Add the sliced meat to the marinade, coating each piece thoroughly. Cover and refrigerate for at least 4 hours, preferably overnight, to allow the flavours to penetrate deeply. Proper marination is key for tenderness and rich taste.
Preheat your oven to 220°C (200°C fan). If using a rotisserie attachment, preheat according to instructions. For an oven method, line a baking tray with foil and place a wire rack on top for even heat circulation.
Spread the marinated meat on the rack in a single layer. Roast for 25 to 30 minutes, turning once midway through, until the edges are slightly crisp and caramelised. For an authentic smoky touch, grill over charcoal for a few minutes after roasting.
Allow the cooked meat to rest for 5 minutes before slicing. This helps retain the juices and makes the texture more succulent. Keep warm while preparing the sauce and bread.
In a food processor, blend garlic and salt until finely minced. With the motor running, slowly drizzle in the oil, alternating with lemon juice and ice water, until the sauce becomes creamy and thick. Adjust salt to taste.
Heat the flatbreads or pitas briefly in a dry pan or oven until soft and pliable. This step prevents tearing during wrapping and enhances flavour.

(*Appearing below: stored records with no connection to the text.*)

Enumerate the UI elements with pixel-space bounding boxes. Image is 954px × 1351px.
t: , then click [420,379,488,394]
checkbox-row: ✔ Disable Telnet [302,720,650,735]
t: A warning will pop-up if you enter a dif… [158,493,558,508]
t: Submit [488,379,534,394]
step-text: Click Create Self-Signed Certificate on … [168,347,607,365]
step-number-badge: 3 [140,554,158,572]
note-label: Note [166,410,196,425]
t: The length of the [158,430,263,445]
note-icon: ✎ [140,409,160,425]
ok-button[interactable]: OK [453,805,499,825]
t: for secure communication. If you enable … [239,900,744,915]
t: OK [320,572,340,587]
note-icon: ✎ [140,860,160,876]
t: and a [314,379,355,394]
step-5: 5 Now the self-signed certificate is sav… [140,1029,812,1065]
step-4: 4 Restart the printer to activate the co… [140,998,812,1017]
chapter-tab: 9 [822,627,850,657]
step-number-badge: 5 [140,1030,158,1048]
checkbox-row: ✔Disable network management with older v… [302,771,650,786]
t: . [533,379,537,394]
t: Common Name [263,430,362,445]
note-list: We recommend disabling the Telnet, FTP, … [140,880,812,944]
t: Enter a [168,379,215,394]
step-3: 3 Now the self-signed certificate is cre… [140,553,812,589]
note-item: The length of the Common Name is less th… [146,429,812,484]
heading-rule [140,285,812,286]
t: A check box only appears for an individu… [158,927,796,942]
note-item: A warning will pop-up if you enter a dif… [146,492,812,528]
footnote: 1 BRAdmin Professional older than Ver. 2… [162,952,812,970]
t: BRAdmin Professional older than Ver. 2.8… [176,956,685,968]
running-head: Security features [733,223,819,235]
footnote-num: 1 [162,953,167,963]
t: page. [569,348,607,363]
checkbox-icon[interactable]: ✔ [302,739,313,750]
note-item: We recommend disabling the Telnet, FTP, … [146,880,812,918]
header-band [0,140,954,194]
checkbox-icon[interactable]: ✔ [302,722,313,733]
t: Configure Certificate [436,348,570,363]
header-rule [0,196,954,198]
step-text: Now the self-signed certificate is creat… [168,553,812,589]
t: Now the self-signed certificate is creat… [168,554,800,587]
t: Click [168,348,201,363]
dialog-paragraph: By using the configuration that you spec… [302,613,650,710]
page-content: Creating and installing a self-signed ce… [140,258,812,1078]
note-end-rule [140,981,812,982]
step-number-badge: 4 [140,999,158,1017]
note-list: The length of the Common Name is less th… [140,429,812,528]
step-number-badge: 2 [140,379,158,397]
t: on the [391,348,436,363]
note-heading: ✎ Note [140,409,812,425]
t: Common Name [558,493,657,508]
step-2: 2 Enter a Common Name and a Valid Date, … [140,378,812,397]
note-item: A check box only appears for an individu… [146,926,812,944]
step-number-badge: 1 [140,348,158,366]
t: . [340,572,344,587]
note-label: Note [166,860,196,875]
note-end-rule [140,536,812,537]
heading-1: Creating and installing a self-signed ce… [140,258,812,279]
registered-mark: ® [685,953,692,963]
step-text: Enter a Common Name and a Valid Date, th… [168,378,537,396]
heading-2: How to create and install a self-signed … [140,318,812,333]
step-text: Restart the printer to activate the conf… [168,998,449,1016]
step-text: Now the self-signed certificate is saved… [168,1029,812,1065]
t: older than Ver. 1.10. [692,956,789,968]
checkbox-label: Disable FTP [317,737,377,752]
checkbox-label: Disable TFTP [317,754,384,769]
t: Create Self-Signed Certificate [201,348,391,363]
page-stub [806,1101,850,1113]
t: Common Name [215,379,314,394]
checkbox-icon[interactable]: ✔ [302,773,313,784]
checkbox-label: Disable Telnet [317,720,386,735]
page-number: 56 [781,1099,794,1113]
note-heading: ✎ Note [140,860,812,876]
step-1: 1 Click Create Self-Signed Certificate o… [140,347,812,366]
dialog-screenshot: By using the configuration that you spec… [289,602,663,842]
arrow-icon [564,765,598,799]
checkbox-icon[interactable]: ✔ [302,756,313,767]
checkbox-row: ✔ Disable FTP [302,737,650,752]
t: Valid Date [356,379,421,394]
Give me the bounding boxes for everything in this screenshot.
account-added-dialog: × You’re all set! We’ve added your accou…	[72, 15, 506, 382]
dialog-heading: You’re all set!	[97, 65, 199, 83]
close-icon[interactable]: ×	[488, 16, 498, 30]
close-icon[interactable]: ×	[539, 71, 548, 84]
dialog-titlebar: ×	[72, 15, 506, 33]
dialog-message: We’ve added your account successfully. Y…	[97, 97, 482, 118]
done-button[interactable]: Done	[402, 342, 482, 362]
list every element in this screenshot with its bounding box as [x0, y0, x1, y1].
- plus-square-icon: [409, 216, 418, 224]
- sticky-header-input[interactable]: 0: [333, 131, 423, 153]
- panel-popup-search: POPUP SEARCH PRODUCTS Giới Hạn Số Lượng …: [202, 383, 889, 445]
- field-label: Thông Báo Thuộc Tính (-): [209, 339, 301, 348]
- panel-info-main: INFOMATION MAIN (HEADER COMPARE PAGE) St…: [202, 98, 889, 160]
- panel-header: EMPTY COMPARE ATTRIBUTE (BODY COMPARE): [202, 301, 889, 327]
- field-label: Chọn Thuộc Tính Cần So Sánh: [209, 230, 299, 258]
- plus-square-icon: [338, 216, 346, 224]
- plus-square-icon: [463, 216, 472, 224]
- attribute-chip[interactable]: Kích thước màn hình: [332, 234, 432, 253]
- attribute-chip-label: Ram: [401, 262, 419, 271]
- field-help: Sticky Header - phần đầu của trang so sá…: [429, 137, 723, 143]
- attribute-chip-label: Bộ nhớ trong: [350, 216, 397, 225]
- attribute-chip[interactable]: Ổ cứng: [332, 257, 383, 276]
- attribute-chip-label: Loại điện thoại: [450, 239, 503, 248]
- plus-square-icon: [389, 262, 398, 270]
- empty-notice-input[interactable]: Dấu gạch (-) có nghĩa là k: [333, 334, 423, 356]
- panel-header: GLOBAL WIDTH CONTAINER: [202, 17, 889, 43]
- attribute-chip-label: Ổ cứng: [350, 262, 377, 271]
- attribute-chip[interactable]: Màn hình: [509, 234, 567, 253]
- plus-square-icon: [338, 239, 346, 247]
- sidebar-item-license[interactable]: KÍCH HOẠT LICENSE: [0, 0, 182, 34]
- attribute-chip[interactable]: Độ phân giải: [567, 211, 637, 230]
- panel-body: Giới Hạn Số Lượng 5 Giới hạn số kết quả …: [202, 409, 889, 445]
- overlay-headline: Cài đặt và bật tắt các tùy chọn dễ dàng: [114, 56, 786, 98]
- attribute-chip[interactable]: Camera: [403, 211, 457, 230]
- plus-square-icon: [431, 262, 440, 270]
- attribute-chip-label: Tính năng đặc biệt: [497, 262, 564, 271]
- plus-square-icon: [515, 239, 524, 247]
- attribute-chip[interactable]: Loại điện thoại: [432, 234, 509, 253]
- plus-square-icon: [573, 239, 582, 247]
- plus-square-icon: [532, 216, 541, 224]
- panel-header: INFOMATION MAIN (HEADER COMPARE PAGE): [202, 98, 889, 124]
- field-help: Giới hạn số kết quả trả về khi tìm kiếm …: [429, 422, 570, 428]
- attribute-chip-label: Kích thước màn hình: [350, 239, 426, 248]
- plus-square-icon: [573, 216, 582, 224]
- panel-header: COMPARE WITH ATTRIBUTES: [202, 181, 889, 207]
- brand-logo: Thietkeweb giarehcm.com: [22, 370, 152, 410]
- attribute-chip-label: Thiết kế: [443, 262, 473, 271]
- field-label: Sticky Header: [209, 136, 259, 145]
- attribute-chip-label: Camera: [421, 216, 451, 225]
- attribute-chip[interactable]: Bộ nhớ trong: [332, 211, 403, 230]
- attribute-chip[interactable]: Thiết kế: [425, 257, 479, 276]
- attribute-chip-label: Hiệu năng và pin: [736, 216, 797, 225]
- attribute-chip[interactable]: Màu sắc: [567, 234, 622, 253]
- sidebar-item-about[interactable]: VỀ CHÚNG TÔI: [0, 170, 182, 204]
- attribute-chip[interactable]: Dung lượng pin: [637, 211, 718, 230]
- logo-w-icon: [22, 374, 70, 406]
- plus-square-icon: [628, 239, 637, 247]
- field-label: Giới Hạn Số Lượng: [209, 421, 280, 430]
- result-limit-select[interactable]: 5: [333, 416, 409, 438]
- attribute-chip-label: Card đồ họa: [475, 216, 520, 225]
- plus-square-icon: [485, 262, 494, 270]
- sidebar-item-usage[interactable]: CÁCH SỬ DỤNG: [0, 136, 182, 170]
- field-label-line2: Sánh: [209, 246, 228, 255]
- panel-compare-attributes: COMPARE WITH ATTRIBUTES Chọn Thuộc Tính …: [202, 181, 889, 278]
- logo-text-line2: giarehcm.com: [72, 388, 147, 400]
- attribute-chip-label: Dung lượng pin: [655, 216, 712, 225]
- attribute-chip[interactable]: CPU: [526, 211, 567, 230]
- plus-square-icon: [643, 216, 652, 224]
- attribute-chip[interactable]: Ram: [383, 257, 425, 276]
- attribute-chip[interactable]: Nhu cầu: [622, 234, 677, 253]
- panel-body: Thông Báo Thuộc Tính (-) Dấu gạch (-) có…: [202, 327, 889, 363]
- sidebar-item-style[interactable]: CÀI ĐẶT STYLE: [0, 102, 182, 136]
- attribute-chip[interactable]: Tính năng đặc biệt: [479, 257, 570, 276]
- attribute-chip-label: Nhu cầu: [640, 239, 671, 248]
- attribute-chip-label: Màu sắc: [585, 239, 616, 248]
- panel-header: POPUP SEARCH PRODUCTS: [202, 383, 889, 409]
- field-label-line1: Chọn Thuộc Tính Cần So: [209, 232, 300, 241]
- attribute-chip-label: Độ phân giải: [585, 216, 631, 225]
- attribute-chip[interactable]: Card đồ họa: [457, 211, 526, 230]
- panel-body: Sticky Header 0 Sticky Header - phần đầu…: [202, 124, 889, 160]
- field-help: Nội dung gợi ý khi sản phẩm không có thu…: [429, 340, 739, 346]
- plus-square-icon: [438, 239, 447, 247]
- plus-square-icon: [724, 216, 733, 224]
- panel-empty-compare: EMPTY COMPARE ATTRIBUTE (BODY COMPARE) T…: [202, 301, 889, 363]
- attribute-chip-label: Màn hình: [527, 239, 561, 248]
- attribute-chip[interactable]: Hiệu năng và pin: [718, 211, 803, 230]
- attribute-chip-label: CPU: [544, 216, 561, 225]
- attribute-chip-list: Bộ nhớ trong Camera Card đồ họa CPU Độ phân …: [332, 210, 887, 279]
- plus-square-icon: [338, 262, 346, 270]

Spread a generous layer of garlic sauce over each bread. Add slices of shawarma meat, followed by pickles, tomatoes, and lettuce if using. Roll tightly from one side, tucking in the ends to form a neat wrap.
For extra texture, briefly toast the wrapped shawarma in a hot dry pan for 1 minute on each side until lightly golden. This step helps seal the wrap and adds a slight crunch.
Cut the shawarma in half and serve immediately with extra toum or a side of chips. The combination of juicy meat, creamy garlic, and tangy pickles captures the heart of Lebanese cuisine.